С этими словами граф направился в свою спальню.
На следующий день граф решил нанести визит г-ну Бобарду, которому недавно оказал неоценимую услугу и с чьей помощью надеялся узнать о судьбе таинственного пакета.
Завидев входящего в кабинет графа, Бобард засуетился.
— Ах, граф! Какая честь! Пожалуйста, присаживайтесь! Я и не знал, что вы уже вернулись, иначе уже заглянул бы к вам, чтобы выразить вам свою признательность. Уж как мы вам благодарны! Сестра целыми днями только о вас и говорит.
— Как она?
— Понемногу приходит в себя. Но, очевидно, должно пройти какое-то время, пока она окончательно оправится от потрясения. Все-таки не каждый день тебя обвиняют в совершении преступления.
С минуту они помолчали.
— А вы знаете, — возобновил разговор граф, — я ведь к вам по делу.

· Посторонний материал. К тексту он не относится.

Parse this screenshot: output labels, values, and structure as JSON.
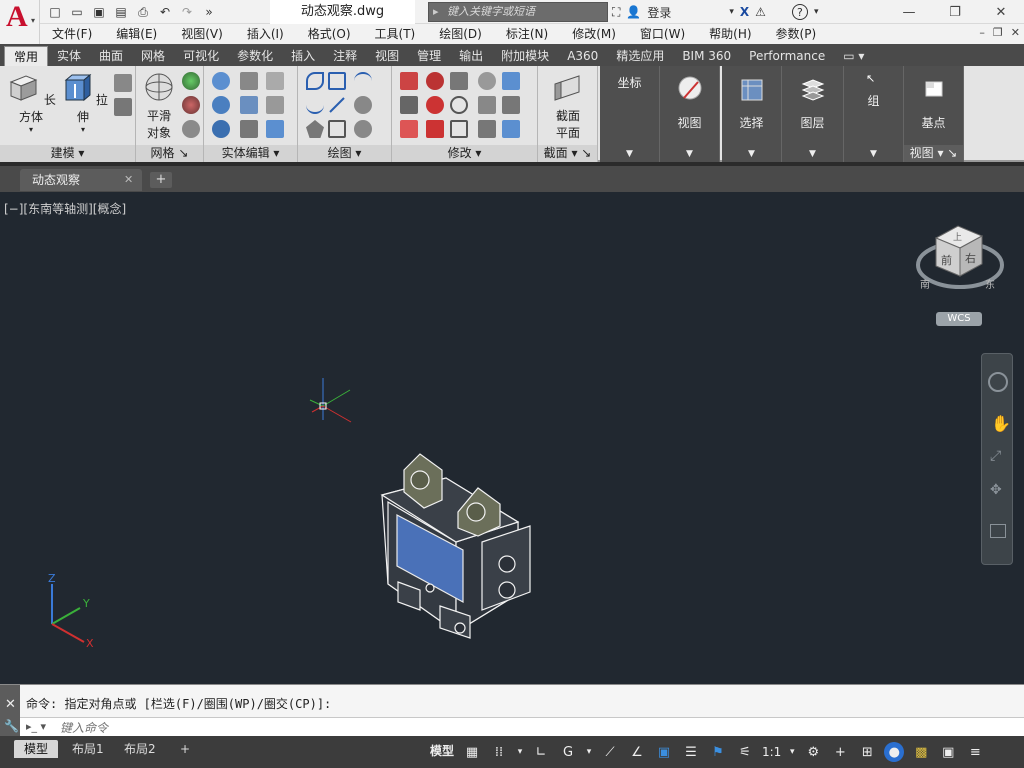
{
  "app": {
    "document_title": "动态观察.dwg",
    "brand_color": "#c8102e"
  },
  "search": {
    "placeholder": "键入关键字或短语"
  },
  "account": {
    "signin_label": "登录"
  },
  "menubar": {
    "items": [
      "文件(F)",
      "编辑(E)",
      "视图(V)",
      "插入(I)",
      "格式(O)",
      "工具(T)",
      "绘图(D)",
      "标注(N)",
      "修改(M)",
      "窗口(W)",
      "帮助(H)",
      "参数(P)"
    ]
  },
  "ribbon_tabs": [
    "常用",
    "实体",
    "曲面",
    "网格",
    "可视化",
    "参数化",
    "插入",
    "注释",
    "视图",
    "管理",
    "输出",
    "附加模块",
    "A360",
    "精选应用",
    "BIM 360",
    "Performance"
  ],
  "ribbon_active_tab": "常用",
  "panels": {
    "modeling": {
      "title": "建模",
      "box_label": "长方体",
      "extrude_label": "拉伸"
    },
    "mesh": {
      "title": "网格",
      "smooth_line1": "平滑",
      "smooth_line2": "对象"
    },
    "solid_edit": {
      "title": "实体编辑"
    },
    "draw": {
      "title": "绘图"
    },
    "modify": {
      "title": "修改"
    },
    "section": {
      "title": "截面",
      "plane_line1": "截面",
      "plane_line2": "平面"
    },
    "coordinates": {
      "title": "坐标"
    },
    "view": {
      "title": "视图"
    },
    "selection": {
      "title": "选择"
    },
    "layers": {
      "title": "图层"
    },
    "groups": {
      "title": "组"
    },
    "view2": {
      "title": "视图",
      "base_label": "基点"
    }
  },
  "file_tab": {
    "label": "动态观察"
  },
  "viewport": {
    "label": "[−][东南等轴测][概念]",
    "wcs_label": "WCS",
    "background": "#212830"
  },
  "viewcube": {
    "face_front": "前",
    "face_right": "右",
    "face_top": "上",
    "south": "南",
    "east": "东"
  },
  "command": {
    "history": "命令: 指定对角点或 [栏选(F)/圈围(WP)/圈交(CP)]:",
    "placeholder": "键入命令"
  },
  "layout_tabs": [
    "模型",
    "布局1",
    "布局2"
  ],
  "status": {
    "model_label": "模型",
    "scale_label": "1:1"
  }
}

— Счастлив буду вам услужить. Только скажите, что от меня требуется.
— Третьего дня в редакцию вашей газеты был доставлен небольшой пакет. Так вот этот пакет интересует меня в связи с одним делом.
— Кажется, я знаю, о каком пакете вы говорите.

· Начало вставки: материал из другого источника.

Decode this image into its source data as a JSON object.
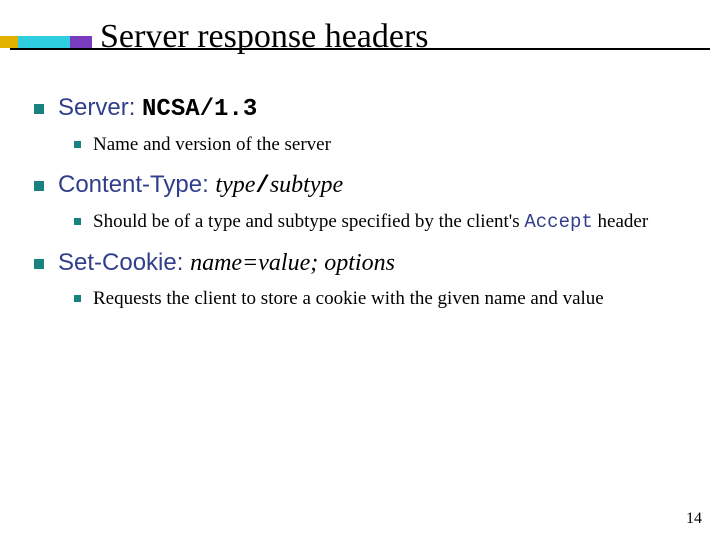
{
  "title": "Server response headers",
  "items": [
    {
      "header_parts": {
        "name": "Server:",
        "space": " ",
        "value": "NCSA/1.3"
      },
      "sub": [
        {
          "text": "Name and version of the server"
        }
      ]
    },
    {
      "header_parts": {
        "name": "Content-Type:",
        "space": " ",
        "ital1": "type",
        "slash": "/",
        "ital2": "subtype"
      },
      "sub": [
        {
          "pre": "Should be of a type and subtype specified by the client's ",
          "code": "Accept",
          "post": " header"
        }
      ]
    },
    {
      "header_parts": {
        "name": "Set-Cookie:",
        "space": " ",
        "ital1": "name",
        "eq": "=",
        "ital2": "value",
        "sep": "; ",
        "ital3": "options"
      },
      "sub": [
        {
          "text": "Requests the client to store a cookie with the given name and value"
        }
      ]
    }
  ],
  "page_number": "14"
}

— Это значительно упрощает дело. Могу я на него взглянуть?
— Я и сам не прочь бы это сделать.
— Что вы хотите этим сказать?
— Дело в том, что пакет исчез. Я даже не успел посмотреть, что в нем.
— Любопытно. И вы не знаете того парня, который доставил пакет?

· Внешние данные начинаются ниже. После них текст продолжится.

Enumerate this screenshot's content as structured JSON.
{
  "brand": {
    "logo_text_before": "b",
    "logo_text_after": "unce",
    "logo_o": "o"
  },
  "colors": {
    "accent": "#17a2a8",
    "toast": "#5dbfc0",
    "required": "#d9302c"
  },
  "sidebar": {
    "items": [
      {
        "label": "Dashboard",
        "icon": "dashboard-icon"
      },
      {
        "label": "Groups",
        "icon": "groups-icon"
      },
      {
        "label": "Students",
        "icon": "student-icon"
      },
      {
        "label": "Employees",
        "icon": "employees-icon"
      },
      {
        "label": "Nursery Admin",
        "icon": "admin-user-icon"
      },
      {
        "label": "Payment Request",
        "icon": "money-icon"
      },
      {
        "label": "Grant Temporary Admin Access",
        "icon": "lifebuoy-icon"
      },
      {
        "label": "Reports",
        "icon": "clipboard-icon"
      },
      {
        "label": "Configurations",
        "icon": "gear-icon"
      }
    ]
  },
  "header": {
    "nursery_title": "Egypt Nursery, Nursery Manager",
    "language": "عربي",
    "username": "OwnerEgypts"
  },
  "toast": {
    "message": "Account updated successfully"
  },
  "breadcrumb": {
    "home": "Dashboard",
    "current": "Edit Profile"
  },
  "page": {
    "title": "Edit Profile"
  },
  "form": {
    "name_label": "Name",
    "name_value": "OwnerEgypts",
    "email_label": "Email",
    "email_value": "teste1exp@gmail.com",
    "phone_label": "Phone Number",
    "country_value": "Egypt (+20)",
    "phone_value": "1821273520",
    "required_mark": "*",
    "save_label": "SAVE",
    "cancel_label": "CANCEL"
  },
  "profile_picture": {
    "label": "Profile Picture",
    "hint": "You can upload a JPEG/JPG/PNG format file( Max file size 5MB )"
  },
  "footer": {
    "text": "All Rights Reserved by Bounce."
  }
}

— Никогда его прежде не видел. Полагаю, он выполнял чье-то поручение.
— Он не сказал, чье?
— Нет. Сказал лишь, что ему велено вручить пакет г-ну Бобарду, и тут же ушел. Я даже не успел его ничего спросить.
— Насколько мне известно, на пакете была какая-то надпись.
— Да. Там было написано: «Прочтите. Вам это будет любопытно». Или что-то в этом роде, точно не помню.
— Но вы не прочли.
— Не успел. Меня вызвал главный редактор, и я тотчас направился к нему.
— Оставив пакет на столе?
— Нет, не думаю. Уходя, я обычно убираю бумаги в стол. Так, на всякий случай. Чтобы не попались на глаза случайному посетителю. В редакции всегда очень много посторонних. Скорее всего, я машинально положил пакет в один из выдвижных ящиков. Больше я его не видел. После разговора с редактором я направился прямиком домой, совершенно забыв про пакет. Видите ли, мы получаем по нескольку анонимных посланий в день. Как правило, в них нет ничего интересного. На следующее утро я вспомнил о пакете, но его уже не было.
— Это вас не удивило?
— Разумеется, удивило. Поэтому, как только вы спросили о пакете, я тут же понял, какой пакет вы имеете в виду. Иначе я мог бы сразу и не сообразить.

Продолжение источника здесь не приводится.